Par Kathleen Durocher, Université d’Ottawa

Publié en 2019 aux éditions du Fleurdelysé, Femmes et toponymie paraît à une époque où l’enjeu de la parité homme-femme est dans l’air du temps. Parallèlement, la remise en question de la pertinence certains personnages masculins honorés dans l’espace public nous amène aussi à reconsidérer l’idée du mérite en ce qui a trait à la toponymie. Rédigé par Sarah Beaudoin, conseillère en communication, et Gabriel Martin, linguiste, une autrice et un auteur engagé.e.s dans différentes causes féministes, notamment liées à la toponymie[1], cet ouvrage assez bref de ses 125 pages est riche en contenu et en profondeur. Malgré l’intérêt grandissant pour la question, le travail de Beaudoin et Martin est le premier ouvrage offrant un tour d’horizon de la place des femmes au sein de la toponymie québécoise. Cette publication s’intéresse à la fois aux aspects historiques et contemporains de cet enjeu ainsi qu’à ses avancées et défis à venir. De manière agile et efficace, ce livre nous offre une vue d’ensemble accompagnée d’exemples précis et concrets à l’appui. Au final, Femmes et toponymie offre une première monographie entièrement dédiée à cette problématique, une publication qui « représente un jalon, qui contribue à consacrer l’importance d’un enjeu parfois négligé. (p. 3) »
Pour ce faire, cet ouvrage se divise en cinq sections distinctes. L’historique de la parité toponymique au Québec se fait d’entrée de jeu (chapitre 1), suivi d’un inventaire de mythes et de réticences face à l’intégration accrue de noms féminins (chapitre 2) puis de la proposition d’une banque de toponymes potentiels et la Charte pour une toponymie paritaire (chapitre 3 et 4). Le tout se conclut par un épilogue féministe rédigé par Sarah Beaudoin.
La perspective historique présentée s’attarde à deux cas particuliers, Montréal et Sherbrooke. Ceux-ci illustrent les progressions et les défis rencontrés pour une plus grande prise en compte des femmes dans la toponymie québécoise. Sans remonter le long parcours de l’évolution toponymique en sol québécois, l’auteur et l’autrice soulèvent les progrès observés depuis les années 1980, en particulier dans la dernière décennie.
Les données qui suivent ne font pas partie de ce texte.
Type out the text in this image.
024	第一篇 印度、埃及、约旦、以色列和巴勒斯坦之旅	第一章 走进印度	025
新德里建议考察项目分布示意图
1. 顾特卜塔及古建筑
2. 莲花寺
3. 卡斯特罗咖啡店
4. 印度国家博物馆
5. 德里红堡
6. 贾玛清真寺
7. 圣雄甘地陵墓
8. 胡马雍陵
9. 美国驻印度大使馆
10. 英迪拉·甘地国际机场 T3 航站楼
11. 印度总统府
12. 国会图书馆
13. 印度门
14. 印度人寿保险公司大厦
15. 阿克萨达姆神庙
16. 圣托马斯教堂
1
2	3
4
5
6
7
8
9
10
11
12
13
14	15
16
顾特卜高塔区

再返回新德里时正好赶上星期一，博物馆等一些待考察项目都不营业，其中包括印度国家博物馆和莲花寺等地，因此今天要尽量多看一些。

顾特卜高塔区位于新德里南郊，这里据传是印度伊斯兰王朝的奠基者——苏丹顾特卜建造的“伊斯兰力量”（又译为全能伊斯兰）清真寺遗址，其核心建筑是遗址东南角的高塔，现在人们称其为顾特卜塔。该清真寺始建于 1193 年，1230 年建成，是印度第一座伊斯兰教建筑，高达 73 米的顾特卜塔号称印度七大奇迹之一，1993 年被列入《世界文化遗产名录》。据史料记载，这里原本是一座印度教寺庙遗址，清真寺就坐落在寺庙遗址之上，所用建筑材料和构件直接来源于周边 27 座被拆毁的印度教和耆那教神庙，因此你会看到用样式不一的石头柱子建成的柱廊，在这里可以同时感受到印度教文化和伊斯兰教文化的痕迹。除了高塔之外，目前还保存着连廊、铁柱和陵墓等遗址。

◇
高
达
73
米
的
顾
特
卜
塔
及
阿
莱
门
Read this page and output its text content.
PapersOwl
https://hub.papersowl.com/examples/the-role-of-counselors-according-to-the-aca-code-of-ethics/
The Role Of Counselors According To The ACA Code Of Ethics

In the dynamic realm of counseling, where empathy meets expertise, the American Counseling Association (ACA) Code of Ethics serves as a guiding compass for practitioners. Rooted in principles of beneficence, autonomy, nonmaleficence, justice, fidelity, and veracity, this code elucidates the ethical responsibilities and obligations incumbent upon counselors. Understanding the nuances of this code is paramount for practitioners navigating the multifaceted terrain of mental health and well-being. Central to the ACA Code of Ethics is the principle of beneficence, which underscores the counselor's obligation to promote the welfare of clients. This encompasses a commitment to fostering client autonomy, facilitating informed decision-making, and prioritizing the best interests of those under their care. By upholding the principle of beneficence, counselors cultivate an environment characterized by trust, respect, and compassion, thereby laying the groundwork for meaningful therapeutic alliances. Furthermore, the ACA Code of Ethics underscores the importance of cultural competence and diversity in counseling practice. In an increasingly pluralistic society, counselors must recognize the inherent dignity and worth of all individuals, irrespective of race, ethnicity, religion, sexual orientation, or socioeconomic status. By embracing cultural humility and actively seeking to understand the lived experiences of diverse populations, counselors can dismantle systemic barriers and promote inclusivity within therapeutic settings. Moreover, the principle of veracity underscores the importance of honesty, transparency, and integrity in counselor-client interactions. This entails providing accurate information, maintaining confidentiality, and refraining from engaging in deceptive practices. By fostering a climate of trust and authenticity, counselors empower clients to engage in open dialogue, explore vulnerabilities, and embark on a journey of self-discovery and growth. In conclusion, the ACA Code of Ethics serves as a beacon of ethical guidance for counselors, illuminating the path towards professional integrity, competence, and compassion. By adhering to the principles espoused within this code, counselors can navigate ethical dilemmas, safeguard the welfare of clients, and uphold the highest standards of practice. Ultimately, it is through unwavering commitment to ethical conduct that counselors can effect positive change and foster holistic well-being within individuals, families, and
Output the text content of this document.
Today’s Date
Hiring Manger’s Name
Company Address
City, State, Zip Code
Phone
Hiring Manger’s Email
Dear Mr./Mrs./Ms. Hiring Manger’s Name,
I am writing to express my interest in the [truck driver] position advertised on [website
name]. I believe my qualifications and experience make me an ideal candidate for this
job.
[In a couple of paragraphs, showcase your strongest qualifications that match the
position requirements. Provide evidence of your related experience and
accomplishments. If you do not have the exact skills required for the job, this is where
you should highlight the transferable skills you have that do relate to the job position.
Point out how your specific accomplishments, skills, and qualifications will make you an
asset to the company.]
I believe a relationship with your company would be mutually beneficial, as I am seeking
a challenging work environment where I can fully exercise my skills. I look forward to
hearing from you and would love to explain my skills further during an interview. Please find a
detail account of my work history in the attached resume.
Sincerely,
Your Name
Dans « Montréal est-elle bien une femme? », l’auteur et l’autrice nous invitent à revoir l’histoire récente du débat entourant la parité toponymique à Montréal, principalement à partir de 2014 lorsque les conseillères Érika Duchesne et Valérie Plante se sont emparées du dossier. Le 375e anniversaire de la Ville sert alors de contexte propice pour faire progresser la parité toponymique, notamment avec la banque Toponym’Elles qui voit le jour. Dès lors, Montréal « devient la première municipalité québécoise à s’attaquer vigoureusement et avec éclat à la question de la féminisation de sa toponymie (p. 19) ». D’autres projets s’ensuivent, par exemple avec les noms potentiels pour une éventuelle ligne rose dans le métro de Montréal. De plus, plusieurs noms de femmes se sont depuis ajoutés aux paysages urbains.